Moving to another cloud

We are in the process of migrating one of our backend dataprocessing servers from a legacy hosting company in NYC to Contegix.  What’s unusual about this transition is that we’re moving the machine onto Contegix’s new cloud platform rather to a traditional server.  We’ve noticed a few things already.  When we were copying over a huge backup of our databases, we noticed that they were transferring across the network from NYC to St Louis at 93Mbps, which is not frigging bad!  As I write this, we’re loading over 100Gb of data into a MySQL server on our new Contegix cloud machine at ~30K blocks/second (as measured by vmstat), which means that this thing has lightning fast i/o… not surprising since the storage is on an EqualLogic SAN (Update: we later saw this increase to ~70K blocks/second).

The differences between this cloud platform and EC2 (which we still use for some other needs) are striking.  The application that we will host on this new vm sometimes needs a lot of memory.  With Contegix, we can grow that all the way up to 128Gb with 32 cores.  Amazon doesn’t even come close to that – their max is 15Gb.  Or you can figure out how to distribute your application over a bunch of hosts.  But sometimes you just need 20Gb of memory and all the problems go away.  Plus we don’t have to compete for these resources – they’re guaranteed to us.

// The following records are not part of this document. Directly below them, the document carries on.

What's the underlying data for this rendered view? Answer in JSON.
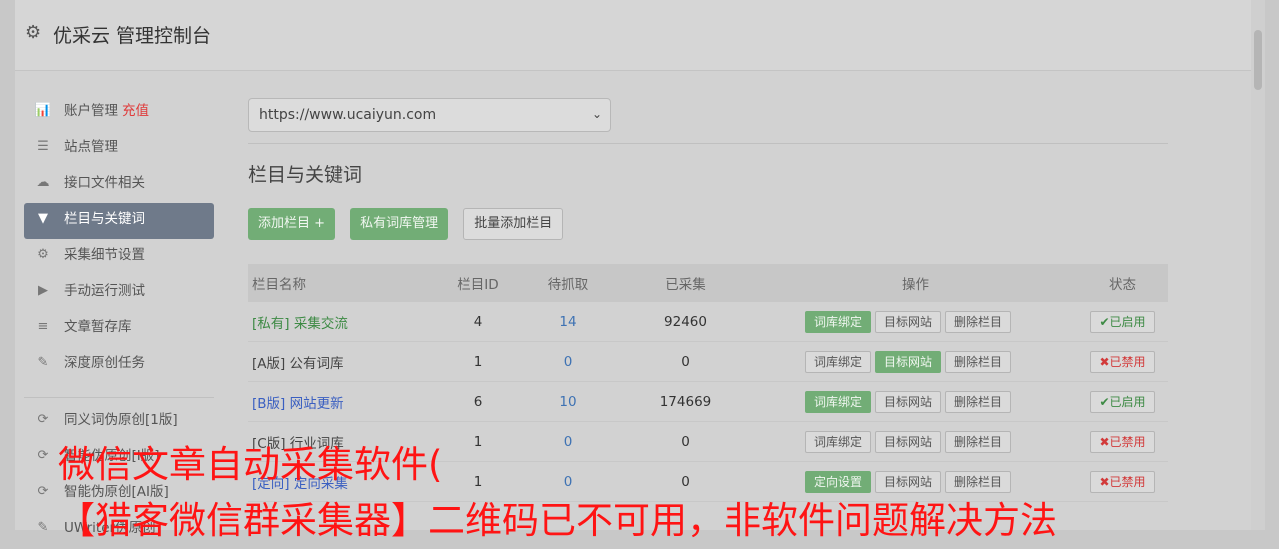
{
  "header": {
    "icon": "gear-icon",
    "title": "优采云 管理控制台"
  },
  "sidebar": {
    "items": [
      {
        "icon": "bar-chart-icon",
        "glyph": "📊",
        "label": "账户管理",
        "extra": "充值"
      },
      {
        "icon": "server-icon",
        "glyph": "☰",
        "label": "站点管理"
      },
      {
        "icon": "cloud-upload-icon",
        "glyph": "☁",
        "label": "接口文件相关"
      },
      {
        "icon": "filter-icon",
        "glyph": "▼",
        "label": "栏目与关键词",
        "active": true
      },
      {
        "icon": "cogs-icon",
        "glyph": "⚙",
        "label": "采集细节设置"
      },
      {
        "icon": "play-circle-icon",
        "glyph": "▶",
        "label": "手动运行测试"
      },
      {
        "icon": "database-icon",
        "glyph": "≡",
        "label": "文章暂存库"
      },
      {
        "icon": "edit-icon",
        "glyph": "✎",
        "label": "深度原创任务"
      }
    ],
    "items2": [
      {
        "icon": "refresh-icon",
        "glyph": "⟳",
        "label": "同义词伪原创[1版]"
      },
      {
        "icon": "refresh-icon",
        "glyph": "⟳",
        "label": "智能伪原创[I版]"
      },
      {
        "icon": "refresh-icon",
        "glyph": "⟳",
        "label": "智能伪原创[AI版]"
      },
      {
        "icon": "edit-icon",
        "glyph": "✎",
        "label": "UWriter伪原创"
      }
    ]
  },
  "main": {
    "site_select": "https://www.ucaiyun.com",
    "section_title": "栏目与关键词",
    "buttons": {
      "add": "添加栏目 +",
      "private": "私有词库管理",
      "batch": "批量添加栏目"
    },
    "table": {
      "headers": [
        "栏目名称",
        "栏目ID",
        "待抓取",
        "已采集",
        "操作",
        "状态"
      ],
      "rows": [
        {
          "name": "[私有] 采集交流",
          "name_color": "green",
          "id": "4",
          "pending": "14",
          "done": "92460",
          "op1": "词库绑定",
          "op1_on": true,
          "op2": "目标网站",
          "op2_on": false,
          "op3": "删除栏目",
          "state": "✔已启用",
          "state_on": true
        },
        {
          "name": "[A版] 公有词库",
          "name_color": "dark",
          "id": "1",
          "pending": "0",
          "done": "0",
          "op1": "词库绑定",
          "op1_on": false,
          "op2": "目标网站",
          "op2_on": true,
          "op3": "删除栏目",
          "state": "✖已禁用",
          "state_on": false
        },
        {
          "name": "[B版] 网站更新",
          "name_color": "blue",
          "id": "6",
          "pending": "10",
          "done": "174669",
          "op1": "词库绑定",
          "op1_on": true,
          "op2": "目标网站",
          "op2_on": false,
          "op3": "删除栏目",
          "state": "✔已启用",
          "state_on": true
        },
        {
          "name": "[C版] 行业词库",
          "name_color": "dark",
          "id": "1",
          "pending": "0",
          "done": "0",
          "op1": "词库绑定",
          "op1_on": false,
          "op2": "目标网站",
          "op2_on": false,
          "op3": "删除栏目",
          "state": "✖已禁用",
          "state_on": false
        },
        {
          "name": "[定向] 定向采集",
          "name_color": "blue",
          "id": "1",
          "pending": "0",
          "done": "0",
          "op1": "定向设置",
          "op1_on": true,
          "op2": "目标网站",
          "op2_on": false,
          "op3": "删除栏目",
          "state": "✖已禁用",
          "state_on": false
        }
      ]
    }
  },
  "overlay": {
    "line1": "微信文章自动采集软件(",
    "line2": "【猎客微信群采集器】二维码已不可用，非软件问题解决方法"
  }
}
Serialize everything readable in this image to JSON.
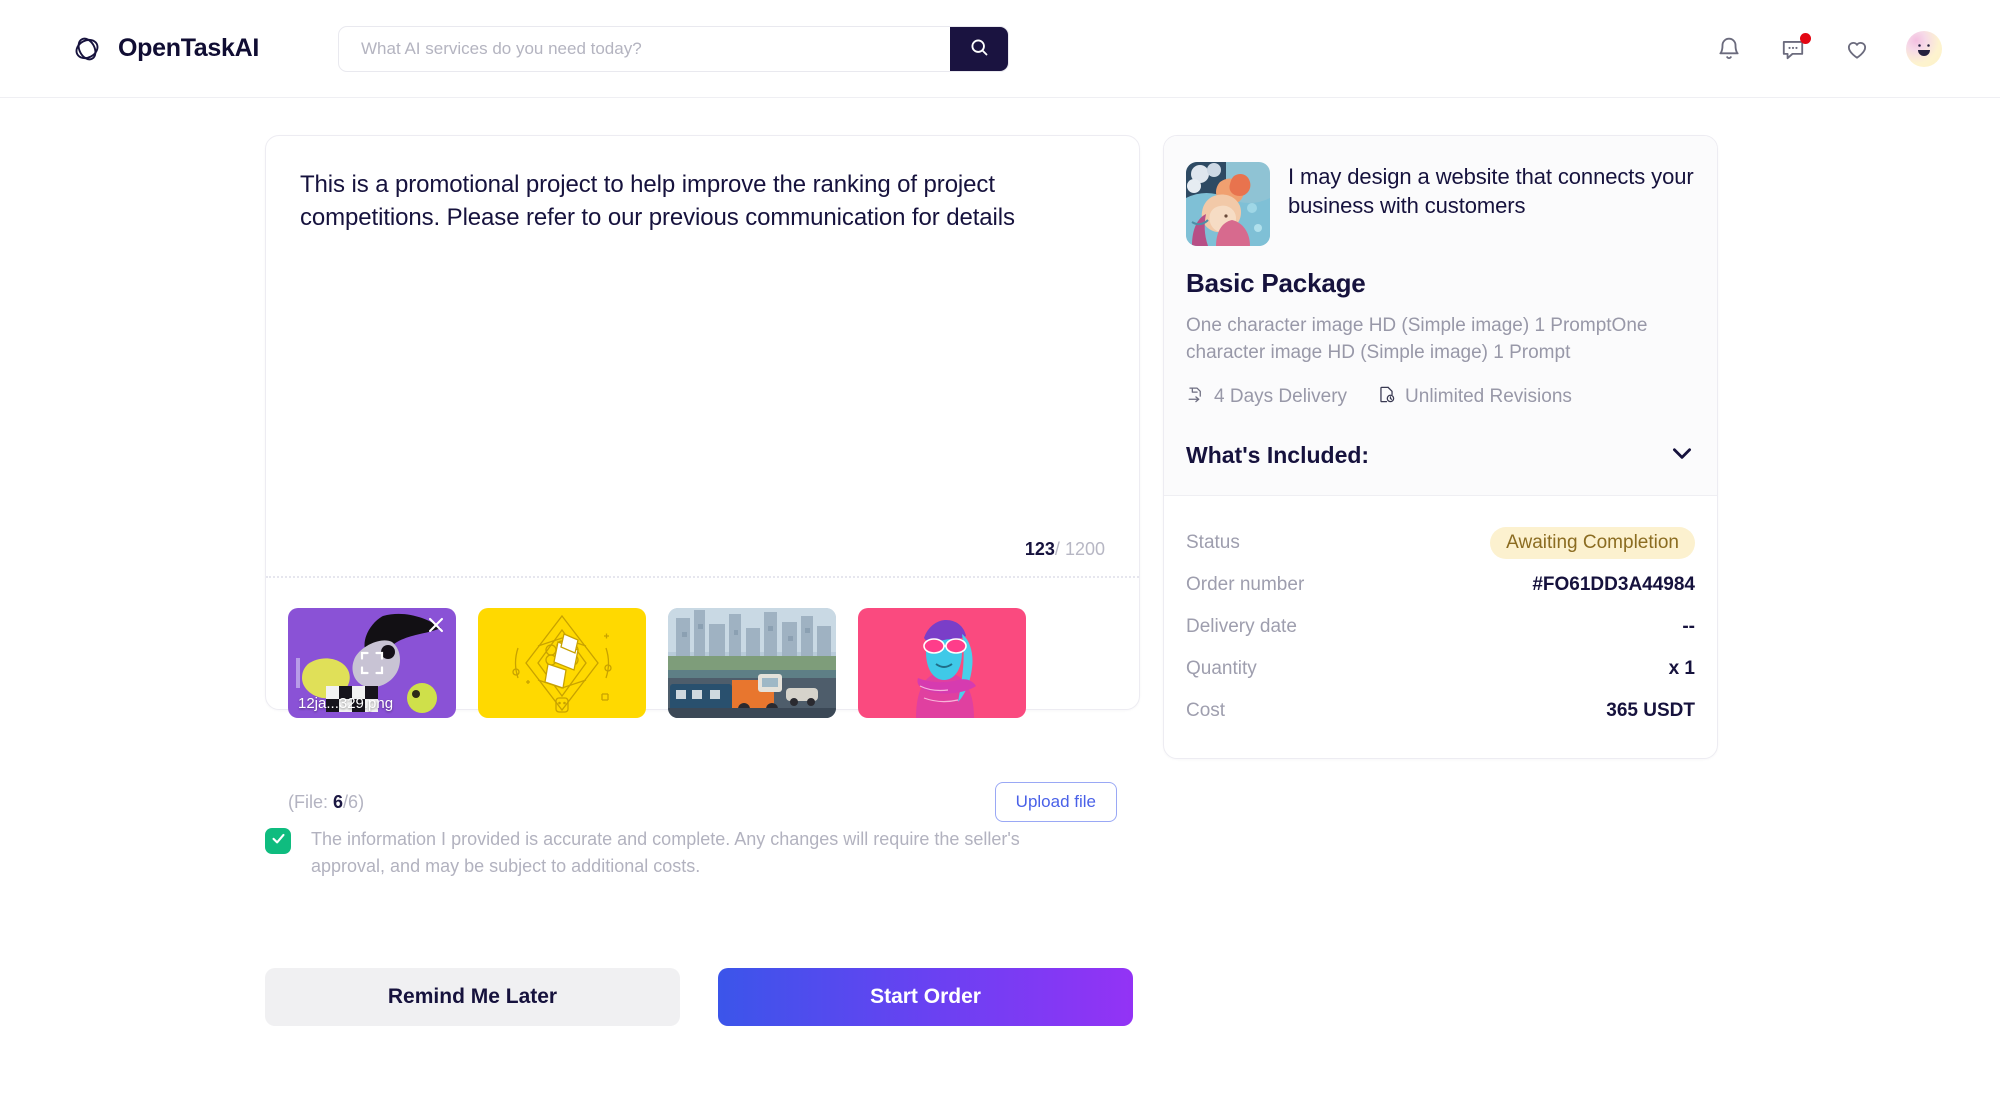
{
  "header": {
    "brand": "OpenTaskAI",
    "logo_icon": "hexagon-loop-logo-icon",
    "search": {
      "placeholder": "What AI services do you need today?",
      "value": "",
      "button_icon": "search-icon"
    },
    "icons": {
      "notifications": "bell-icon",
      "messages": "chat-bubble-icon",
      "favorites": "heart-icon",
      "avatar": "user-avatar-smiley"
    },
    "message_badge": true,
    "badge_color": "#e30613"
  },
  "brief": {
    "text": "This is a promotional project to help improve the ranking of project competitions. Please refer to our previous communication for details",
    "char_count": "123",
    "char_limit_separator": "/",
    "char_limit": "1200"
  },
  "attachments": {
    "files": [
      {
        "name": "12ja...329.png",
        "selected": true,
        "close_icon": "close-x-icon",
        "expand_icon": "expand-icon",
        "theme": "purple-chess-illustration"
      },
      {
        "name": "",
        "selected": false,
        "theme": "yellow-diamond-line-art"
      },
      {
        "name": "",
        "selected": false,
        "theme": "city-street-painting"
      },
      {
        "name": "",
        "selected": false,
        "theme": "pink-portrait-neon"
      }
    ],
    "count_prefix": "(File:",
    "count_current": "6",
    "count_sep": "/",
    "count_max": "6",
    "count_suffix": ")",
    "upload_label": "Upload file"
  },
  "consent": {
    "checked": true,
    "check_icon": "checkmark-icon",
    "check_color": "#0fbc7f",
    "text": "The information I provided is accurate and complete. Any changes will require the seller's approval, and may be subject to additional costs."
  },
  "actions": {
    "secondary_label": "Remind Me Later",
    "primary_label": "Start Order",
    "primary_gradient_from": "#3b55ea",
    "primary_gradient_to": "#9333f5"
  },
  "package": {
    "thumbnail": "fantasy-portrait-artwork",
    "service_title": "I may design a website that connects your business with customers",
    "name": "Basic Package",
    "description": "One character image HD (Simple image) 1 PromptOne character image HD (Simple image) 1 Prompt",
    "delivery_icon": "delivery-time-icon",
    "delivery": "4 Days Delivery",
    "revisions_icon": "revision-file-icon",
    "revisions": "Unlimited Revisions",
    "included_label": "What's Included:",
    "included_expanded": false,
    "included_chevron": "chevron-down-icon"
  },
  "order": {
    "rows": [
      {
        "label": "Status",
        "value": "Awaiting Completion",
        "type": "badge"
      },
      {
        "label": "Order number",
        "value": "#FO61DD3A44984",
        "type": "text"
      },
      {
        "label": "Delivery date",
        "value": "--",
        "type": "text"
      },
      {
        "label": "Quantity",
        "value": "x 1",
        "type": "text"
      },
      {
        "label": "Cost",
        "value": "365 USDT",
        "type": "text"
      }
    ],
    "status_bg": "#fcf1cf",
    "status_fg": "#8b6c21"
  }
}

I also like the fact that the machine doesn’t disappear into oblivion when it reboots, which is a feature (?) of EC2 instances.  We can grow our storage needs past that point that I care to think about on this platform as well.  Plus, we get all the Contegix support that we want if we choose to do crazy things with this host.

The virtualization technology is VMWare ESX, which is darn cool stuff (having just set it up on an integration server here a week or so ago, I have to say that I like what I have seen so far).  We’ve already seen our VM get hot-migrated to another physical box in order to maximize the resources available to us.  Things got slow for a little bit, but then they got lightning fast.  I think we were copying data into the machine at that point and saw no impact to open connections, etc.  Don’t ask me why, but I’m still surprised that this works reliably.

So far so good.  We’ll report back with more later.